Familie Storck auf dem Gelände des Moorguts Kartzfehn in Bösel.   

Der Traditionsbetrieb wurde 1922 von Kartz von Kameke gegründet und begann 1957 mit der Putenvermehrung. Über Jahrzehnte hinweg wuchs Kartzfehn zum größten unabhängigen Putenvermehrungsbetrieb Europas heran. Ein Meilenstein in der Unternehmensgeschichte war die Übernahme des größten ostdeutschen Putenvermehrungsbetriebs Märkische Puten GmbH im Jahre 1991; der Betrieb in seiner wertvollen brandenburgischen Gesundlage ist noch heute ein wichtiger Standort für hochwertige Putenelterntiere.

Auch die 50-Prozent-Beteiligung am Futtermittelwerk Themann in Bösel sichert dank der eigens konzipierten Futtermittelrezepturen für Elterntiere die Qualität der erzeugten Produkte. Aus zwei Brütereien werden die Eintagsküken heute nicht nur in Deutschland, sondern auch in eine Vielzahl von benachbarten Ländern sowie in Drittländer, meist mit eigenem Fuhrpark, ausgeliefert.

Familie Storck ist vielen Mitarbeitern und Kunden gut bekannt. Die Eheleute begannen beide nach ihrer Ausbildung die berufliche Karriere in Kartzfehn. Agraringenieur Thomas Storck stammt aus Westfalen vom Hof Storck-Kellinghaus, einem ehemaligen Rittergut. Dort ist er mit der Landwirtschaft und fünf weiteren Geschwistern aufgewachsen. Der ältere Bruder übernahm den elterlichen Betrieb. Die Ausbildung an verschiedenen Stationen brachte ihm die Pute näher; schon während des Studiums schrieb er seine Diplomarbeit in Kartzfehn. Danach folgten acht Jahre Tätigkeit im Unternehmen Kartzfehn, zuletzt als stellvertretender Vertriebsleiter neben dem heutigen Vorsitzenden der Geschäftsführung Heinz Bosse.
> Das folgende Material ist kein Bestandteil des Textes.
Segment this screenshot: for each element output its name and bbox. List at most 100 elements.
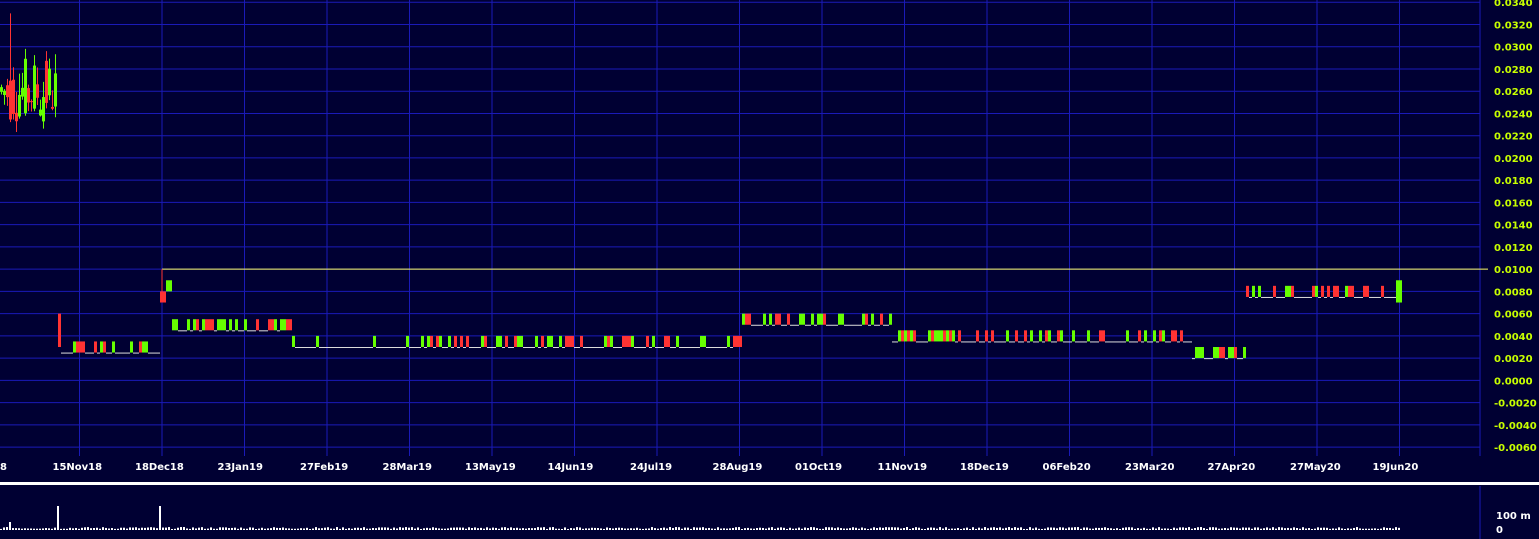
candle-body: [766, 324, 769, 326]
volume-bar: [723, 528, 725, 530]
x-tick-label: 28Mar19: [383, 462, 433, 473]
volume-bar: [870, 528, 872, 530]
volume-bar: [753, 528, 755, 530]
candle-body: [655, 347, 658, 349]
candle-body: [736, 335, 739, 348]
volume-tick-label: 100 m: [1496, 511, 1531, 522]
candle-body: [313, 347, 316, 349]
volume-bar: [306, 527, 308, 530]
volume-bar: [570, 528, 572, 530]
candle-body: [445, 347, 448, 349]
x-tick-label: 28Aug19: [713, 462, 763, 473]
candle-body: [1282, 296, 1285, 298]
volume-bar: [600, 528, 602, 530]
candle-body: [676, 335, 679, 348]
volume-bar: [876, 528, 878, 530]
volume-bar: [429, 528, 431, 530]
candle-body: [1366, 285, 1369, 297]
candle-body: [148, 352, 151, 354]
candle-body: [1180, 330, 1183, 342]
candle-body: [61, 352, 64, 354]
candle-body: [1231, 347, 1234, 359]
volume-bar: [747, 527, 749, 530]
candle-body: [1177, 341, 1180, 343]
candle-body: [169, 280, 172, 292]
volume-bar: [843, 528, 845, 530]
candle-body: [1099, 330, 1102, 342]
candle-body: [520, 335, 523, 348]
volume-bar: [984, 527, 986, 530]
candle-body: [784, 324, 787, 326]
volume-bar: [342, 527, 344, 530]
volume-bar: [1371, 528, 1373, 530]
volume-bar: [732, 527, 734, 530]
candle-body: [610, 335, 613, 348]
candle-body: [487, 347, 490, 349]
volume-bar: [147, 527, 149, 530]
candle-body: [268, 319, 271, 331]
volume-bar: [1089, 528, 1091, 530]
candle-body: [181, 330, 184, 332]
candle-body: [727, 335, 730, 348]
candle-body: [304, 347, 307, 349]
candle-body: [73, 341, 76, 353]
candle-body: [30, 101, 33, 103]
volume-bar: [234, 527, 236, 530]
volume-bar: [339, 528, 341, 530]
volume-bar: [177, 527, 179, 530]
candle-body: [151, 352, 154, 354]
candle-body: [1279, 296, 1282, 298]
candle-body: [580, 335, 583, 348]
candle-body: [130, 341, 133, 353]
volume-bar: [921, 528, 923, 530]
volume-bar: [1248, 527, 1250, 530]
candle-body: [1363, 285, 1366, 297]
volume-bar: [867, 528, 869, 530]
volume-bar: [1074, 527, 1076, 530]
volume-bar: [915, 527, 917, 530]
candle-body: [1183, 341, 1186, 343]
volume-bar: [327, 527, 329, 530]
volume-bar: [1326, 527, 1328, 530]
volume-bar: [192, 527, 194, 530]
volume-bar: [351, 528, 353, 530]
volume-bar: [678, 527, 680, 530]
candle-body: [1069, 341, 1072, 343]
volume-bar: [705, 528, 707, 530]
volume-bar: [231, 527, 233, 530]
candle-body: [985, 330, 988, 342]
volume-bar: [1224, 527, 1226, 530]
volume-bar: [504, 527, 506, 530]
candle-body: [208, 319, 211, 331]
volume-bar: [567, 528, 569, 530]
volume-bar: [939, 527, 941, 530]
volume-bar: [204, 528, 206, 530]
volume-bar: [1071, 527, 1073, 530]
candle-body: [1027, 341, 1030, 343]
volume-bar: [1017, 527, 1019, 530]
candle-body: [33, 65, 36, 109]
candle-body: [1168, 341, 1171, 343]
volume-bar: [1323, 527, 1325, 530]
candle-body: [316, 335, 319, 348]
candle-body: [190, 330, 193, 332]
volume-bar: [408, 527, 410, 530]
candle-body: [1015, 330, 1018, 342]
volume-bar: [21, 528, 23, 530]
volume-bar: [144, 527, 146, 530]
volume-bar: [213, 528, 215, 530]
volume-bar: [789, 527, 791, 530]
y-tick-label: 0.0340: [1494, 0, 1533, 9]
candle-body: [1291, 285, 1294, 297]
candle-body: [1378, 296, 1381, 298]
volume-bar: [498, 528, 500, 530]
candle-body: [448, 335, 451, 348]
candle-body: [235, 319, 238, 331]
candle-body: [79, 341, 82, 353]
volume-bar: [114, 528, 116, 530]
volume-bar: [1119, 528, 1121, 530]
candle-body: [706, 347, 709, 349]
candle-body: [1384, 296, 1387, 298]
volume-bar: [765, 528, 767, 530]
candle-body: [613, 347, 616, 349]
Im Jahre 2001 nutzte Thomas Storck die Möglichkeit, einen großen landwirtschaftlichen Putenmastbetrieb in Brandenburg zu übernehmen. Dieser wurde durch Zukauf und Neubau von Ställen unter anderem in Mecklenburg-Vorpommern und Niedersachsen kontinuierlich ausgebaut. Darüber hinaus vertrat er 15 Jahre die Interessen der deutschen Putenerzeugung, zuerst ab 2006 als „Fachbeiratsvorsitzender Putenmast" und ab 2010, nach einer Umstrukturierung des Verbandes, als Vorsitzender des Verbandes Deutscher Putenerzeuger sowie als stellvertretender Präsident des Zentralverbandes der Deutschen Geflügelwirtschaft bis zum Frühjahr 2021.

Dr. med. vet. Barbara Storck, die gebürtige Kölnerin, wuchs auf einem landwirtschaftlichen Betrieb im Rheinland auf. Sie studierte von 1989 bis 1995 an der FU Berlin Veterinärmedizin und schrieb ihre Dissertation bei Prof. M. Hafez zum Thema Bruteihygiene. Zu diesem Zeitpunkt war sie bereits als Tierärztin für die Bereiche Tiergesundheit und Labore in Kartzfehn und Gühlen-Glienicke verantwortlich.

Anfang 2001 verließ Barbara Storck das Moorgut Kartzfehn und gründete in Garrel ihre eigene Groß- und Kleintierpraxis – die Tierärztliche Praxis zur alten Mühle und das akkreditierte Labor hinterm Esch.

Zur Familie Storck gehören auch drei Kinder, die ebenfalls ihre Zukunft in der Landwirtschaft sehen. Die älteste Tochter und der Sohn studieren Agrarwissenschaften mit verschiedenen Schwerpunkten. Auch die jüngste Tochter strebt nach dem Abitur und der landwirtschaftlichen Ausbildung ein Studium der Tiermedizin an.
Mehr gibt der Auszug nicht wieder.